The role of the selected contractor in this project will be to coordinate and facilitate the program based on the following program specifics.
Selection of Participants: Approximately 30 NIH SBIR Phase II awardees will be identified by NIH as potential participants in the program.
MEP Centers’ staff will visit and screen potential participants and in coordination with the selected support contractor, will recommend to NIH those most appropriate to participate in the pilot. The targeted number of selections is 25.
MEPCenter Mentoring: The MEP Centers will work one-on-one with participants and provide expertise and services tailored to the participants’ most critical manufacturing needs. Issues will be identified and solutions offered through a combination of direct assistance from the MEP centers and their consultants.

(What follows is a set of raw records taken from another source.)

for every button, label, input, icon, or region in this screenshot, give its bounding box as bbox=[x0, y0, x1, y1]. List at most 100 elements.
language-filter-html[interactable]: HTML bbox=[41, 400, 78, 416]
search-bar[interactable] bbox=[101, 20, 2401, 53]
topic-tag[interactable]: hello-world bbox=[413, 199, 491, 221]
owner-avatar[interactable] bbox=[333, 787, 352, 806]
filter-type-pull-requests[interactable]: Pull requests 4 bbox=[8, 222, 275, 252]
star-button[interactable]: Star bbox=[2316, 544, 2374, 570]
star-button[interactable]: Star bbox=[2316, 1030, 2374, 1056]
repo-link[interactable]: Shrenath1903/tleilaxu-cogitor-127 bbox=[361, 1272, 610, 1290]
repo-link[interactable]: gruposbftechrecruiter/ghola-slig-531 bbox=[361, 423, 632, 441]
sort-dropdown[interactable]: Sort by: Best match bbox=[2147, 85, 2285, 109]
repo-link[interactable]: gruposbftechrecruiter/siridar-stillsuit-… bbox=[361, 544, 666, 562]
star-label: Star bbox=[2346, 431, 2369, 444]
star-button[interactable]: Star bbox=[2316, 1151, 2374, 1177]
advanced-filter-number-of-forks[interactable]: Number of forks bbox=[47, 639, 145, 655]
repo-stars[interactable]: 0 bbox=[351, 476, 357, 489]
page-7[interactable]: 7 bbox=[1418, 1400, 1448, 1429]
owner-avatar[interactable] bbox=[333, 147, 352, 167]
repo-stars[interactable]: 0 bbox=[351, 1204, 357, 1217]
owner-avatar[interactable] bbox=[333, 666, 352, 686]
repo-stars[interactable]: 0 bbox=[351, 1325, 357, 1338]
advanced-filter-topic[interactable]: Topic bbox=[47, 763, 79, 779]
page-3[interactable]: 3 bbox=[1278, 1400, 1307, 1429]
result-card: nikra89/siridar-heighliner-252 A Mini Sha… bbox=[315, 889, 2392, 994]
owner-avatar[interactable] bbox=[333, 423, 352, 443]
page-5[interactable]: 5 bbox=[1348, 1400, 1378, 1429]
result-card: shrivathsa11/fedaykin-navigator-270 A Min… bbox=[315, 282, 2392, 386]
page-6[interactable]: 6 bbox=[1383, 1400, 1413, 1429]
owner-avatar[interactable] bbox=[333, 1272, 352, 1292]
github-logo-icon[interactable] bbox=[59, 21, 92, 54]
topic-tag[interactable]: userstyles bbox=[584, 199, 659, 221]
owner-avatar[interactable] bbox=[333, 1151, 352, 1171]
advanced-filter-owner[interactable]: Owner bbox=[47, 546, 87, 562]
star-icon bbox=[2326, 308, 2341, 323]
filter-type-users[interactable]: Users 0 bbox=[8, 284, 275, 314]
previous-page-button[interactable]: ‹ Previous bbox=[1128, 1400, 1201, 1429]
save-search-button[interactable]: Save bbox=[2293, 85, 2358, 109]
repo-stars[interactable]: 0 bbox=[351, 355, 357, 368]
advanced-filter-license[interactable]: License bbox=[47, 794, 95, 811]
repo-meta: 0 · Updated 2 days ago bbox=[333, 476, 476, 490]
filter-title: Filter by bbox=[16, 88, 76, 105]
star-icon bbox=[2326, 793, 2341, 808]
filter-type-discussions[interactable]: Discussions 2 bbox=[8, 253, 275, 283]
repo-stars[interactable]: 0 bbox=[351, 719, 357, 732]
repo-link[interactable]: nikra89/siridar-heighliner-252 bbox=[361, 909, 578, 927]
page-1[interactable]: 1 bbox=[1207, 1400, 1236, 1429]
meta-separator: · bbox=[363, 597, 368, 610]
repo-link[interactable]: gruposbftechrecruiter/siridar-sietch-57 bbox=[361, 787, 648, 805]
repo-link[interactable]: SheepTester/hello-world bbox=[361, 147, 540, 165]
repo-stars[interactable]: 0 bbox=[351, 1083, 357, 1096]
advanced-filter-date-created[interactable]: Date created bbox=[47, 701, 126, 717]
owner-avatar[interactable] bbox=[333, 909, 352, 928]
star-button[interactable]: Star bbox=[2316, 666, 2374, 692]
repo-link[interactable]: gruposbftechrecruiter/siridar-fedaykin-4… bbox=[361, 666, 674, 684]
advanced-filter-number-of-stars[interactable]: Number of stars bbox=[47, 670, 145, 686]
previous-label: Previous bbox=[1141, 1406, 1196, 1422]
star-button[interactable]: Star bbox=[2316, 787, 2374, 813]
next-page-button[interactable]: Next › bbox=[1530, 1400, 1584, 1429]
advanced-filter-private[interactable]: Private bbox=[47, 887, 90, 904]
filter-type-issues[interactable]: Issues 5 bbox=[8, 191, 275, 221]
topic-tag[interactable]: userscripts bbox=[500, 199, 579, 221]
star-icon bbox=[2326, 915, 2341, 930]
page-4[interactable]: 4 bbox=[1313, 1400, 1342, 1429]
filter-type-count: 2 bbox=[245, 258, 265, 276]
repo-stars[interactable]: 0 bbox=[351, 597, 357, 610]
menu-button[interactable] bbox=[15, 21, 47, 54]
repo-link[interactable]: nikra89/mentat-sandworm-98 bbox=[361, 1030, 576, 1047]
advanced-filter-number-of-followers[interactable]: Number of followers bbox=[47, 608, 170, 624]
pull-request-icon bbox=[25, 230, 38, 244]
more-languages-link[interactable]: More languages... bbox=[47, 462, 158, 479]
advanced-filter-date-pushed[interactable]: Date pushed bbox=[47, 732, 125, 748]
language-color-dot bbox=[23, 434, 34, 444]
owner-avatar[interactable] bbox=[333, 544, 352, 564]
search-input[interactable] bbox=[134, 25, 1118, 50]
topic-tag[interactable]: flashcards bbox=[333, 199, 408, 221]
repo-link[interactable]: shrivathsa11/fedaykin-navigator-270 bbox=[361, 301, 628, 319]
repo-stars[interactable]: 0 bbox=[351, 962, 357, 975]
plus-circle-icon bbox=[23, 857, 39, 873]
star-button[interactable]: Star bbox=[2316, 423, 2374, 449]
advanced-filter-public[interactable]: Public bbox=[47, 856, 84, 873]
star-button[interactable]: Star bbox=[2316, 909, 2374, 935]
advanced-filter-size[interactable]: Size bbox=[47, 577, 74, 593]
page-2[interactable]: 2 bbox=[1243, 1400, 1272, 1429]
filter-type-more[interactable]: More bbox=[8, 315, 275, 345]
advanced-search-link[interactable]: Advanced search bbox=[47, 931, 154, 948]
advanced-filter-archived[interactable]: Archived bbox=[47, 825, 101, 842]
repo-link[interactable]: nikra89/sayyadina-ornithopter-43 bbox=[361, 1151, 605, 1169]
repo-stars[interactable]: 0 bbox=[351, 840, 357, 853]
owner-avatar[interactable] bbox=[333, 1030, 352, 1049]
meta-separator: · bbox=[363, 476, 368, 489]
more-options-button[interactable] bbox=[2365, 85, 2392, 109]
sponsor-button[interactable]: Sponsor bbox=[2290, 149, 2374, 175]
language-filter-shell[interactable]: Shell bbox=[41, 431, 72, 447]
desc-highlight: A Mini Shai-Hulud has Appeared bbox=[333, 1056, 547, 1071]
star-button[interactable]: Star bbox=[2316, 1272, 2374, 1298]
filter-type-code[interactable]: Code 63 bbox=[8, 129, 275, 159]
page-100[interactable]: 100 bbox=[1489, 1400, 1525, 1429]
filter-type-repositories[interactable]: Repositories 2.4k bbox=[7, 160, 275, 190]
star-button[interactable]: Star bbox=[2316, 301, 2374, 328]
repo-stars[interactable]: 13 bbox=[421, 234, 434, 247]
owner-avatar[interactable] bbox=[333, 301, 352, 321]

The average number of staff hours spent by each center for each participant is estimated to be about 50 – 100 and all projects will be completed by August 31, 2007. Projects requiring a larger time period for completion will not be considered for this pilot.
Program outcomes and participants’ next steps will vary depending on each participant’s needs. All participants, however, will receive a written report prepared by the MEP Centers which details the issues addressed, the suggested recommendations, any actions taken during the pilot program, and suggestions for next steps.
Feedback Collection: Upon completion of the program, two types of feedback will be collected from all participants. (1) Immediate feedback will be collected by the support contractor concerning participants satisfaction with the program. (2) Twelve to fifteen months following the completion of the program, the NIST MEP Program Manager will facilitate the implementation of the standard NIST Survey and Project Tracking Process (an evaluation tool that will collect data on each participant’s progress since their involvement in the program). He/she will analyze it and provide a full report to NIH that summarizes the data.